Yüksel Görmez Çin hakkındaki görüşlerini maddeler halinde şöyle sıralıyor:
21. Yüzyılın Cenneti de Cehennemi de Çin olacaktır.
Kahve Yemen’den, başka her şey Çin’den gelir.
Çin doğruları, gerçeklere bakarak keşfeder.
Çin’de her şey, aç olmaktan iyidir.Ne bulurlarsa yenir.
Çin para politikası, şeytana pabucu ters giydirir.
Çin büyüktür, çok büyüktür, en büyüktür ve büyümeye devam etmektedir.
Dünya Çin’e kapandıkça, Çin Dünya’ya açılmaya devam edecektir.
Çin satılık ne varsa taliptir, her türlü yatırıma hazırdır.

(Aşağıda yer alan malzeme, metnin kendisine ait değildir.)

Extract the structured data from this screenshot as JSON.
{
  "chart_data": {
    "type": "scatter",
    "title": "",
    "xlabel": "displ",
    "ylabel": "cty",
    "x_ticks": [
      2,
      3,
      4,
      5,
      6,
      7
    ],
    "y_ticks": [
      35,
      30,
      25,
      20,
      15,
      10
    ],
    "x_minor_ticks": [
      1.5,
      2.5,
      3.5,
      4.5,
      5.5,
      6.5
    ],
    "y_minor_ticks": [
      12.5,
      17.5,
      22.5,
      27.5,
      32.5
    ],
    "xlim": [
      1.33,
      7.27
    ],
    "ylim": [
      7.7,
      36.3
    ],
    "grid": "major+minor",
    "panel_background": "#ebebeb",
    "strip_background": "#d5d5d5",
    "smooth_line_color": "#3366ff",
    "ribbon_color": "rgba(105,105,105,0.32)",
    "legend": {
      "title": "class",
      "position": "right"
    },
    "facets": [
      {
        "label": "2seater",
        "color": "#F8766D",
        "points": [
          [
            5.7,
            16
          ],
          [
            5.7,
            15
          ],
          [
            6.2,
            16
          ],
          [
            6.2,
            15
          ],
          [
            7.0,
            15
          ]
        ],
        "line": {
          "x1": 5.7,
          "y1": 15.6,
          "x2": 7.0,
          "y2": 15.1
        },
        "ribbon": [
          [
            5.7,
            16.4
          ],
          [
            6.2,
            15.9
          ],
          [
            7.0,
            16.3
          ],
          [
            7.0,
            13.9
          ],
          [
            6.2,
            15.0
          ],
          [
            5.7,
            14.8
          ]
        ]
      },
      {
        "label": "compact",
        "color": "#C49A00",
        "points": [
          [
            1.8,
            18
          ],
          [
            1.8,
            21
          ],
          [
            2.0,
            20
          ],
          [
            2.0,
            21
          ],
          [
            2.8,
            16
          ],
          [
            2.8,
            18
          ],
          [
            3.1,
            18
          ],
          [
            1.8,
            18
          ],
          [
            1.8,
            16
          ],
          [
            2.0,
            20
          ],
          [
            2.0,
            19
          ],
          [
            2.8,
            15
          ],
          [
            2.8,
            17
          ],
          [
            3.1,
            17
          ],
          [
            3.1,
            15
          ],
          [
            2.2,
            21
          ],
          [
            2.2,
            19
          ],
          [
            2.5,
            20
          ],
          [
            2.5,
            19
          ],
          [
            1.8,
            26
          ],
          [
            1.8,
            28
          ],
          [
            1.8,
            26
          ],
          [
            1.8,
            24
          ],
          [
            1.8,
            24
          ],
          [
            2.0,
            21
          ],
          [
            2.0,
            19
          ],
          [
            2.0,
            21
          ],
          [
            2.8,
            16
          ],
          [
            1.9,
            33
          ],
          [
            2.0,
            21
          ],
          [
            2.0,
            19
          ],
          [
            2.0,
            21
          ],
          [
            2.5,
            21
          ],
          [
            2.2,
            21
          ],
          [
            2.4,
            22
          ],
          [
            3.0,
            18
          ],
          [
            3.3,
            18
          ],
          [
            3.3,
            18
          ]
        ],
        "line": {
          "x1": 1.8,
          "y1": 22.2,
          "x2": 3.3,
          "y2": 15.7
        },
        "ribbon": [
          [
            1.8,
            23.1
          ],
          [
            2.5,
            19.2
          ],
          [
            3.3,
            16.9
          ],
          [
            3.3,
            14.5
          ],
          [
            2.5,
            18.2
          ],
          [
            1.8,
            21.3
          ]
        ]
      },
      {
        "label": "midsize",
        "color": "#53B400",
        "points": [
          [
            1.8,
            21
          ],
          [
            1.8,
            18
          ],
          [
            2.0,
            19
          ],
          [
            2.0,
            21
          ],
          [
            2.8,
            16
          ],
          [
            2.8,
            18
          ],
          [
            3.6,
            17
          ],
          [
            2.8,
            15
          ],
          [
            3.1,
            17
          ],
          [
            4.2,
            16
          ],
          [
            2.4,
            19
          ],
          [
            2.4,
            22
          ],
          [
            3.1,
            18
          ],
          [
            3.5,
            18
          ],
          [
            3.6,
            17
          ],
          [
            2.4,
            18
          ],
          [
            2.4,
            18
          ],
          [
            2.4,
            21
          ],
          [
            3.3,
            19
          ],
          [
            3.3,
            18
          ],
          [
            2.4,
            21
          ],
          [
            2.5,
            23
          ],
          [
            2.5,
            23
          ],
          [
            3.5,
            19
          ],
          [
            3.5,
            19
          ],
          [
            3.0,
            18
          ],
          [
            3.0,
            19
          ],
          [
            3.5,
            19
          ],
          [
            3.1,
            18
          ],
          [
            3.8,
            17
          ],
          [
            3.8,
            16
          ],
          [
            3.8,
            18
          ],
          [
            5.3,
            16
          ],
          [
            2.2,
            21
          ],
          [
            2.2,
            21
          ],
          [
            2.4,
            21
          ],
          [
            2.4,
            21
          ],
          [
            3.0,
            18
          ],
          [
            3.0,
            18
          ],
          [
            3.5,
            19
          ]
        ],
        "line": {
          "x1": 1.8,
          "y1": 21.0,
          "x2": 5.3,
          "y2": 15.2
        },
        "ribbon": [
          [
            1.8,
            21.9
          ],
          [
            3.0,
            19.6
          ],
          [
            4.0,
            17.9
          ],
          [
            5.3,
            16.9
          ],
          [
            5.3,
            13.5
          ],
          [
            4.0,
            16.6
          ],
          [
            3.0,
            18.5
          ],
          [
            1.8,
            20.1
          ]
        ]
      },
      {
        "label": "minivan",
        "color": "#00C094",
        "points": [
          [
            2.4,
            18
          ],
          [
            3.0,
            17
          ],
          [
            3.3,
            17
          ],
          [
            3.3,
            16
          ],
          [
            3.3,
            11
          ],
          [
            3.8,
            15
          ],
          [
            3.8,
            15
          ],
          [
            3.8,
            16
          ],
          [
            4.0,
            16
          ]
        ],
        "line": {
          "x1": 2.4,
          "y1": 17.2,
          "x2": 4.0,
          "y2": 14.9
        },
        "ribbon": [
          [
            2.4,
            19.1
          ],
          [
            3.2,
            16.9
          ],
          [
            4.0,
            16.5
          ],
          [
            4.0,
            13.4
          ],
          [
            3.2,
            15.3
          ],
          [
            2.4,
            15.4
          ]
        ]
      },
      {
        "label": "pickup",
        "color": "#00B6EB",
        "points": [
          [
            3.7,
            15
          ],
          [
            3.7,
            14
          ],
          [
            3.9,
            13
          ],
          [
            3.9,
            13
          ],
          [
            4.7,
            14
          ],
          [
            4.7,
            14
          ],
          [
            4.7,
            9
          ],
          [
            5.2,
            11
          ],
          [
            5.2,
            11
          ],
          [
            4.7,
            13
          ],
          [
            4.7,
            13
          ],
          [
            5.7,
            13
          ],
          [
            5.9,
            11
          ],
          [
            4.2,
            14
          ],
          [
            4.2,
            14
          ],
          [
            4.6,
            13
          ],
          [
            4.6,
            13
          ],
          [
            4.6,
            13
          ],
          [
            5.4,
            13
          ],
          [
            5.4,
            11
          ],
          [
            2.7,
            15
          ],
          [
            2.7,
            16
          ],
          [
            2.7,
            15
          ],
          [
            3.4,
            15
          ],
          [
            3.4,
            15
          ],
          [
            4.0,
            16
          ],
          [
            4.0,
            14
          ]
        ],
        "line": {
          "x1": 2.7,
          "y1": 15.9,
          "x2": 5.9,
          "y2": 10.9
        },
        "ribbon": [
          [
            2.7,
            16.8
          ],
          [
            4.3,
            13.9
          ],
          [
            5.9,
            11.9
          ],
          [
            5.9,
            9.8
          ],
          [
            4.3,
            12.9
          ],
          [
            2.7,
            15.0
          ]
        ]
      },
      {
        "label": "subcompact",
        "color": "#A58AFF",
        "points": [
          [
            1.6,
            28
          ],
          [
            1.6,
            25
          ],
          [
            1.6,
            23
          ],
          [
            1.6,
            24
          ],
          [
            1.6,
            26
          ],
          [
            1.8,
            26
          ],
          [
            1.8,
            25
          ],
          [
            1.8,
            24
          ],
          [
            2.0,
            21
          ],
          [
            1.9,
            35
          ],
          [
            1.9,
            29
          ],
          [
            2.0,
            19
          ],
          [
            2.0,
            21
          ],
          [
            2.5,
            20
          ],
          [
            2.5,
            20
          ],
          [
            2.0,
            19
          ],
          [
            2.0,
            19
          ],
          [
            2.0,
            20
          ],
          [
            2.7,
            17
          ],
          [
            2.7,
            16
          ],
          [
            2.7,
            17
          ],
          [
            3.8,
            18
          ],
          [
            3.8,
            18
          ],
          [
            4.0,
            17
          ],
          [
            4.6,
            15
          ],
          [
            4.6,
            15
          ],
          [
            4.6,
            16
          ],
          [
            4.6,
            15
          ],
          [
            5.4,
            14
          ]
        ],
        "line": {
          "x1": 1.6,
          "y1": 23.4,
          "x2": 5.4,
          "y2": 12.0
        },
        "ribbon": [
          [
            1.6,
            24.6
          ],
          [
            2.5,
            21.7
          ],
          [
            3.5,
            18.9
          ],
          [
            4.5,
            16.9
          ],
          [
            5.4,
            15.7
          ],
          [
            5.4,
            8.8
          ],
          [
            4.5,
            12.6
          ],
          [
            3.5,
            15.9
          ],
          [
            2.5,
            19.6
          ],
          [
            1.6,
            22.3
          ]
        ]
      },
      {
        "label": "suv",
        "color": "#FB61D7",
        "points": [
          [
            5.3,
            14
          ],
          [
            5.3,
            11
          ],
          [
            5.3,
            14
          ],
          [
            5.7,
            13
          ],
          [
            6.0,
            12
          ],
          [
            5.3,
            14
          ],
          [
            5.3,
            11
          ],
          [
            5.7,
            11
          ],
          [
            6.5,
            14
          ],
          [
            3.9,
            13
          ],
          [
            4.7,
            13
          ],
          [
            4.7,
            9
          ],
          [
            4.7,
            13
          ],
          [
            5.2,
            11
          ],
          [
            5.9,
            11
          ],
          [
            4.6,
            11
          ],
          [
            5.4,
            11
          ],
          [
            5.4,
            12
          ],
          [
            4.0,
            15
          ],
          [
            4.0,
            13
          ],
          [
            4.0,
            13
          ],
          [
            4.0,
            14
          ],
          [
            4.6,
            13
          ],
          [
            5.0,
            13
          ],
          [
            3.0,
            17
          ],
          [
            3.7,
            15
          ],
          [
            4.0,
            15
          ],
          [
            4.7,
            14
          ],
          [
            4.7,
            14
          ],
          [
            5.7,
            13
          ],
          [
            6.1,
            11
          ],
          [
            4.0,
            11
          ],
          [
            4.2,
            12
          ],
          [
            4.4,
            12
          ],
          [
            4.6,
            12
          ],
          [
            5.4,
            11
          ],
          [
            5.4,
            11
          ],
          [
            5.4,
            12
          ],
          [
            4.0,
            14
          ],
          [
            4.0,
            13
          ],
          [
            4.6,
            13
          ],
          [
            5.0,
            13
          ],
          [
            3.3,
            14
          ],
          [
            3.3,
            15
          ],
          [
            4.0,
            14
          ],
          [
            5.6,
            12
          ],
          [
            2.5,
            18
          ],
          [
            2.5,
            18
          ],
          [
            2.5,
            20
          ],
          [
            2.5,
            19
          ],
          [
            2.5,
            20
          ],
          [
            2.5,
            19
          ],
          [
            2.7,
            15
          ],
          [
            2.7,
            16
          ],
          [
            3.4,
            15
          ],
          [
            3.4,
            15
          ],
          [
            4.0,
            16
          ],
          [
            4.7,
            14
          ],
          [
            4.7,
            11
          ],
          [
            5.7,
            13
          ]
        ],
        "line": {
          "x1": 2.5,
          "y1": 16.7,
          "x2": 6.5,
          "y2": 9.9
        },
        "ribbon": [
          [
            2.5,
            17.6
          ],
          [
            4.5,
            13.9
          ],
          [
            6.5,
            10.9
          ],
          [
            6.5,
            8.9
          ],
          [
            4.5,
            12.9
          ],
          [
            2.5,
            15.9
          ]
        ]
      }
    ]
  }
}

Çin’de tatil yerine çalışmak zorunludur.
Çin’in doğusu en zengin, batısı ise çok fakirdir. Doğu Türkistan ülkenin adeta ihmal edilmiş bölgesidir.
Çin’de eşitlik yoktur.
Çin’in özellikleri saymakla bitmez.
Nüfusuyla, tarihi ve kültürel geçmişiyle, yaşayışı ile, büyük uyanışıyla, her alandaki araştırma ve inanılmaz endüstrileşmesiyle , dünyayı sarsan Çin’i, yıllarını Çin’e adamış bir uzman gözüyle tanımak isterseniz Yüksel Görmez’ın çalışmasını ve kitabını okuyun derim.